Leave room to discuss other ways for earning and saving money without necessarily taking on a part-time job with a committed, fixed schedule. Can some of the extra cash come from an increased allowance? Alternatively, you probably have neighbours who require babysitting services, or who might need some yard work done on a regular basis (raking leaves, weeding, cutting grass or shoveling snow). This is a great time to encourage an entrepreneurial spirit and get the creative juices flowing. Does your teen have a certain talent (making gift baskets, taking photos at events, repairing or cleaning up computers)? Ask your teen to come up with some creative ways to earn money with skills that they already have or by doing something that they enjoy doing.

If you decide to allow your teen to work during the school year, you will want to closely monitor their emotional and physical well-being. Is your teen getting enough sleep and still socializing with friends? What is the work environment like? At least at the beginning, make a point to visit the job site from time to time and meet with the manager. Though it isn't easy to keep up with your teen’s project due dates or tests, you can insist that he/she use an agenda to write down all homework assignments and other due dates.
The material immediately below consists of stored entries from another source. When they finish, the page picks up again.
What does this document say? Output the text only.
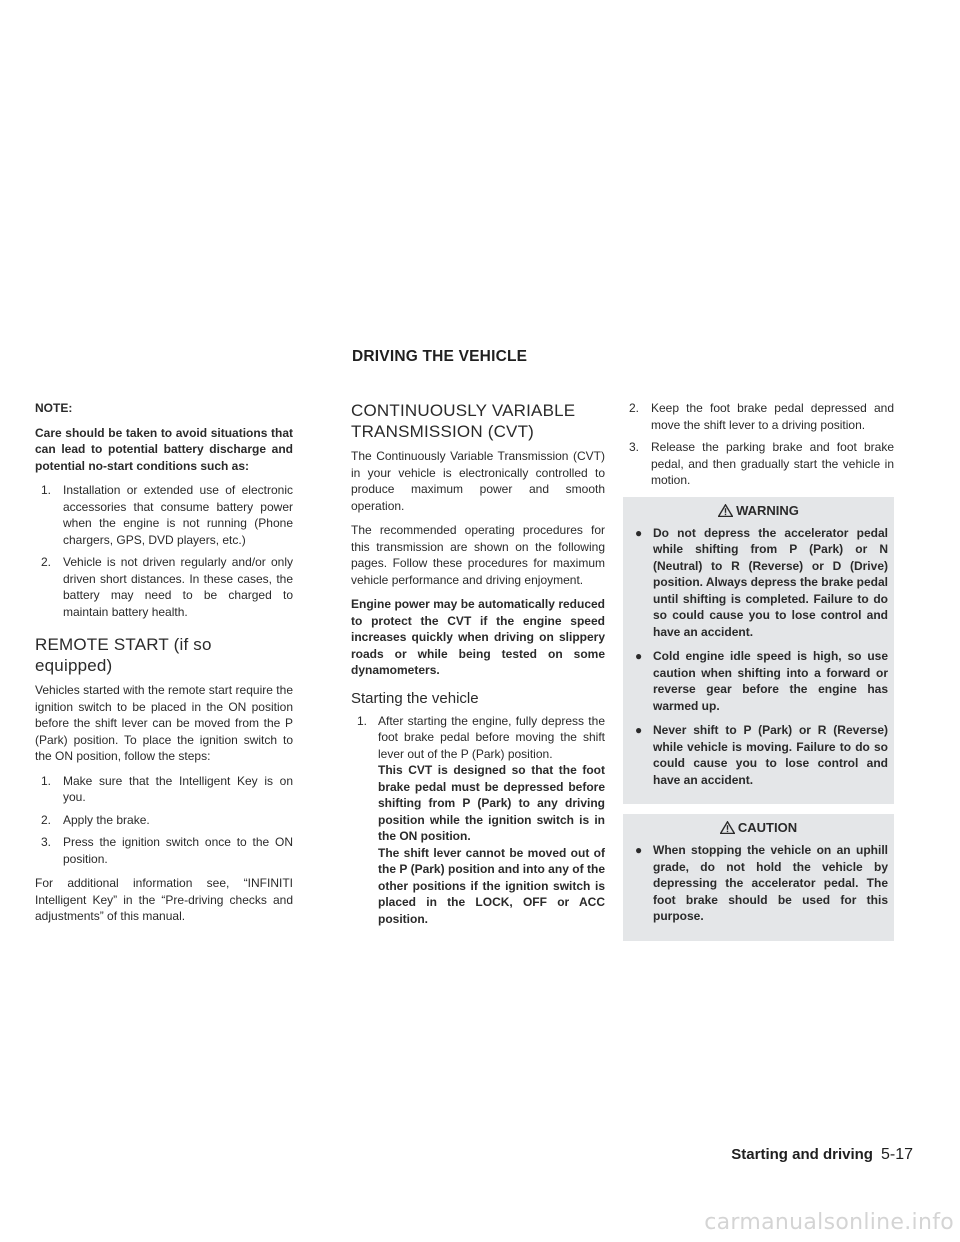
DRIVING THE VEHICLE
NOTE:

Care should be taken to avoid situations that can lead to potential battery discharge and potential no-start conditions such as:

1. Installation or extended use of electronic accessories that consume battery power when the engine is not running (Phone chargers, GPS, DVD players, etc.)
2. Vehicle is not driven regularly and/or only driven short distances. In these cases, the battery may need to be charged to maintain battery health.
REMOTE START (if so equipped)

Vehicles started with the remote start require the ignition switch to be placed in the ON position before the shift lever can be moved from the P (Park) position. To place the ignition switch to the ON position, follow the steps:

1. Make sure that the Intelligent Key is on you.
2. Apply the brake.
3. Press the ignition switch once to the ON position.

For additional information see, “INFINITI Intelligent Key” in the “Pre-driving checks and adjustments” of this manual.

CONTINUOUSLY VARIABLE TRANSMISSION (CVT)

The Continuously Variable Transmission (CVT) in your vehicle is electronically controlled to produce maximum power and smooth operation.

The recommended operating procedures for this transmission are shown on the following pages. Follow these procedures for maximum vehicle performance and driving enjoyment.

Engine power may be automatically reduced to protect the CVT if the engine speed increases quickly when driving on slippery roads or while being tested on some dynamometers.

Starting the vehicle
1. After starting the engine, fully depress the foot brake pedal before moving the shift lever out of the P (Park) position.
This CVT is designed so that the foot brake pedal must be depressed before shifting from P (Park) to any driving position while the ignition switch is in the ON position.
The shift lever cannot be moved out of the P (Park) position and into any of the other positions if the ignition switch is placed in the LOCK, OFF or ACC position.
2. Keep the foot brake pedal depressed and move the shift lever to a driving position.
3. Release the parking brake and foot brake pedal, and then gradually start the vehicle in motion.
WARNING
● Do not depress the accelerator pedal while shifting from P (Park) or N (Neutral) to R (Reverse) or D (Drive) position. Always depress the brake pedal until shifting is completed. Failure to do so could cause you to lose control and have an accident.
● Cold engine idle speed is high, so use caution when shifting into a forward or reverse gear before the engine has warmed up.
● Never shift to P (Park) or R (Reverse) while vehicle is moving. Failure to do so could cause you to lose control and have an accident.
CAUTION
● When stopping the vehicle on an uphill grade, do not hold the vehicle by depressing the accelerator pedal. The foot brake should be used for this purpose.
Starting and driving 5-17
carmanualsonline.info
Like the lifestyle budgeting exercise, your teen can write down important obligations for each day of the week in the agenda. Your expectations should be clear from the beginning, and your teen must know that he/she will have to keep up their end of the bargain. If not, part-time work may have to be scaled back or removed altogether.

At some point or other, “the talk” will be necessary, so keep these points in mind and be ready to hear out your teen. Boulianne has some advice for parents who are considering letting their teenager work: “I really think you should let them go for it because they have to figure it out for themselves if it’ll work out or not. It’s not for everyone, but it can help to develop a certain autonomy and maturity for those who try it,” he says.